Mardi 4 mai 2010 à 18:50

Le 26 avril le groupe anglais 65daysofstatics a sorti sont nouvelle album “We were exploding anyway”. C’est pour cela que j’ai décidé de ne pas en parler dans la suite de cette article, mais plutôt  d’Olafur Arnalds.

Olafar Arnalds n’est pas le nom d’un sombre volcan mais celui d’un compositeur islandais né en 1987. Ses débuts dans la musique ne laisse aucunement entrevoir ce qu’il va créer entre 2007 et 2010.

Très jeune il a commencé par suivre des cours de flûte, puis de piano, aucune de ces deux expériences avec ces instruments classiques ne lui a vraiment plus.
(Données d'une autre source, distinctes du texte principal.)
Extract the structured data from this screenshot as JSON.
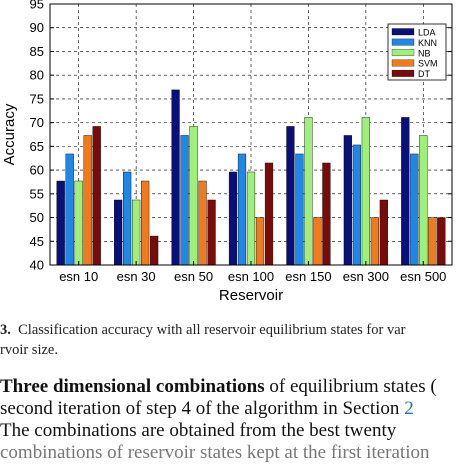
{
  "chart_data": {
    "type": "bar",
    "title": "",
    "xlabel": "Reservoir",
    "ylabel": "Accuracy",
    "ylim": [
      40,
      95
    ],
    "yticks": [
      40,
      45,
      50,
      55,
      60,
      65,
      70,
      75,
      80,
      85,
      90,
      95
    ],
    "grid": true,
    "legend_position": "top-right",
    "categories": [
      "esn 10",
      "esn 30",
      "esn 50",
      "esn 100",
      "esn 150",
      "esn 300",
      "esn 500"
    ],
    "series": [
      {
        "name": "LDA",
        "color": "#0b0f7a",
        "values": [
          57.7,
          53.7,
          76.9,
          59.6,
          69.2,
          67.3,
          71.1
        ]
      },
      {
        "name": "KNN",
        "color": "#1f88e6",
        "values": [
          63.4,
          59.6,
          67.3,
          63.4,
          63.4,
          65.3,
          63.4
        ]
      },
      {
        "name": "NB",
        "color": "#9ff07a",
        "values": [
          57.7,
          53.7,
          69.2,
          59.6,
          71.1,
          71.1,
          67.3
        ]
      },
      {
        "name": "SVM",
        "color": "#f07a1e",
        "values": [
          67.3,
          57.7,
          57.7,
          50.0,
          50.0,
          50.0,
          50.0
        ]
      },
      {
        "name": "DT",
        "color": "#7a0b0b",
        "values": [
          69.2,
          46.1,
          53.7,
          61.5,
          61.5,
          53.7,
          50.0
        ]
      }
    ]
  },
  "caption": {
    "fig_num": "3.",
    "line1": "Classification accuracy with all reservoir equilibrium states for var",
    "line2": "rvoir size."
  },
  "body": {
    "line1_bold": "Three dimensional combinations",
    "line1_rest": " of equilibrium states (",
    "line2_text": "second iteration of step 4 of the algorithm in Section ",
    "line2_link": "2",
    "line3": "The combinations are obtained from the best twenty",
    "line4": "combinations of reservoir states kept at the first iteration"
  }
}
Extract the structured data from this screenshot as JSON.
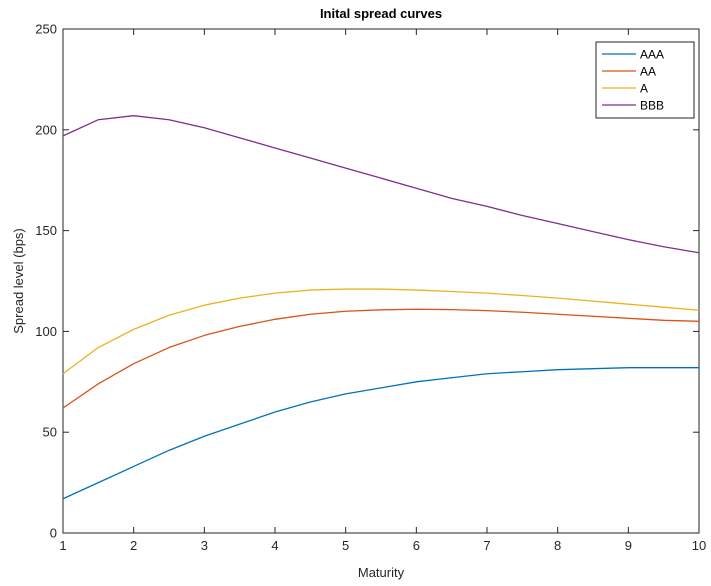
{
  "chart_data": {
    "type": "line",
    "title": "Inital spread curves",
    "xlabel": "Maturity",
    "ylabel": "Spread level (bps)",
    "xlim": [
      1,
      10
    ],
    "ylim": [
      0,
      250
    ],
    "xticks": [
      1,
      2,
      3,
      4,
      5,
      6,
      7,
      8,
      9,
      10
    ],
    "yticks": [
      0,
      50,
      100,
      150,
      200,
      250
    ],
    "grid": false,
    "legend_position": "top-right",
    "x": [
      1,
      1.5,
      2,
      2.5,
      3,
      3.5,
      4,
      4.5,
      5,
      5.5,
      6,
      6.5,
      7,
      7.5,
      8,
      8.5,
      9,
      9.5,
      10
    ],
    "series": [
      {
        "name": "AAA",
        "color": "#0072BD",
        "values": [
          17,
          25,
          33,
          41,
          48,
          54,
          60,
          65,
          69,
          72,
          75,
          77,
          79,
          80,
          81,
          81.5,
          82,
          82,
          82
        ]
      },
      {
        "name": "AA",
        "color": "#D95319",
        "values": [
          62,
          74,
          84,
          92,
          98,
          102.5,
          106,
          108.5,
          110,
          110.7,
          111,
          110.8,
          110.3,
          109.5,
          108.5,
          107.5,
          106.5,
          105.5,
          105
        ]
      },
      {
        "name": "A",
        "color": "#EDB120",
        "values": [
          79,
          92,
          101,
          108,
          113,
          116.5,
          119,
          120.5,
          121,
          121,
          120.5,
          119.8,
          119,
          117.8,
          116.5,
          115,
          113.5,
          112,
          110.5
        ]
      },
      {
        "name": "BBB",
        "color": "#7E2F8E",
        "values": [
          197,
          205,
          207,
          205,
          201,
          196,
          191,
          186,
          181,
          176,
          171,
          166,
          162,
          157.5,
          153.5,
          149.5,
          145.5,
          142,
          139
        ]
      }
    ]
  }
}
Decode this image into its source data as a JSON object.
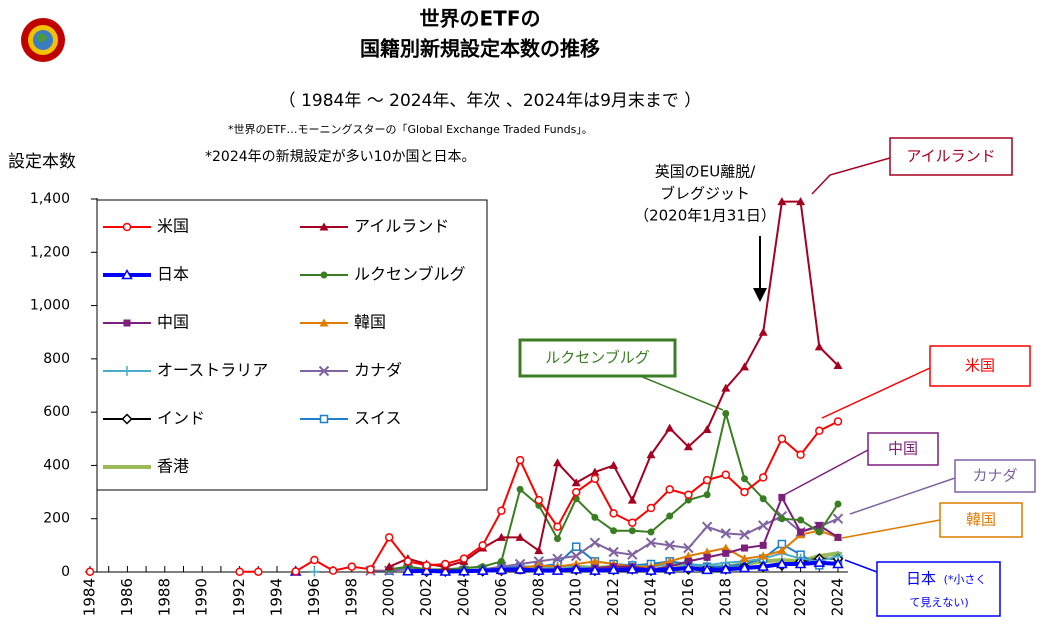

Ensuite il a pris des cours de batterie, qui correspondait plus à ses envie d “hardcore”. Il a par la suit été batteur dans un groupe de Hardcore revêtant le nom mélodieux de “Fighting Shit”.

Après cette passe hardcore, Il a participé au projet solo d’un de ses ami en tant que pianiste, guitariste et banjo…iste(?) et pour finir il a composé une intro et deux outros pour le célèbre groupe de metal “heaven shall burn”.

En 2007 il sort son première album: “Eulogy For Evolution”. Je ne sais pas trop comment définir exactement le genre de l’album, mais si j’avais un flingue sur la tempe et que je devais prononcer 5 mots ce serait probablement “Classique-contemporain-ambient-soundscaping-whatever”. La galette est composée de 8 morceaux numériques, qui chacun ont un sens plus ou moins obscure à mes yeux. Lorsque l’on parle de Eulogy For evolution on pense souvent à une bande son pour un film imaginaire, alors  “33:26″ est peut être  l’image d’un moment imaginaire du film. Je conseil vraiment d’écouter l’album d’un bout à l’autre sans interruption pour pleinement profiter des tracks finales qui valent la peine d’être entendues.

Pour en revenir à 65daysofstatic, il a contribué à quelque arrangements pour le groupe, mais impossible de savoir pour quels albums.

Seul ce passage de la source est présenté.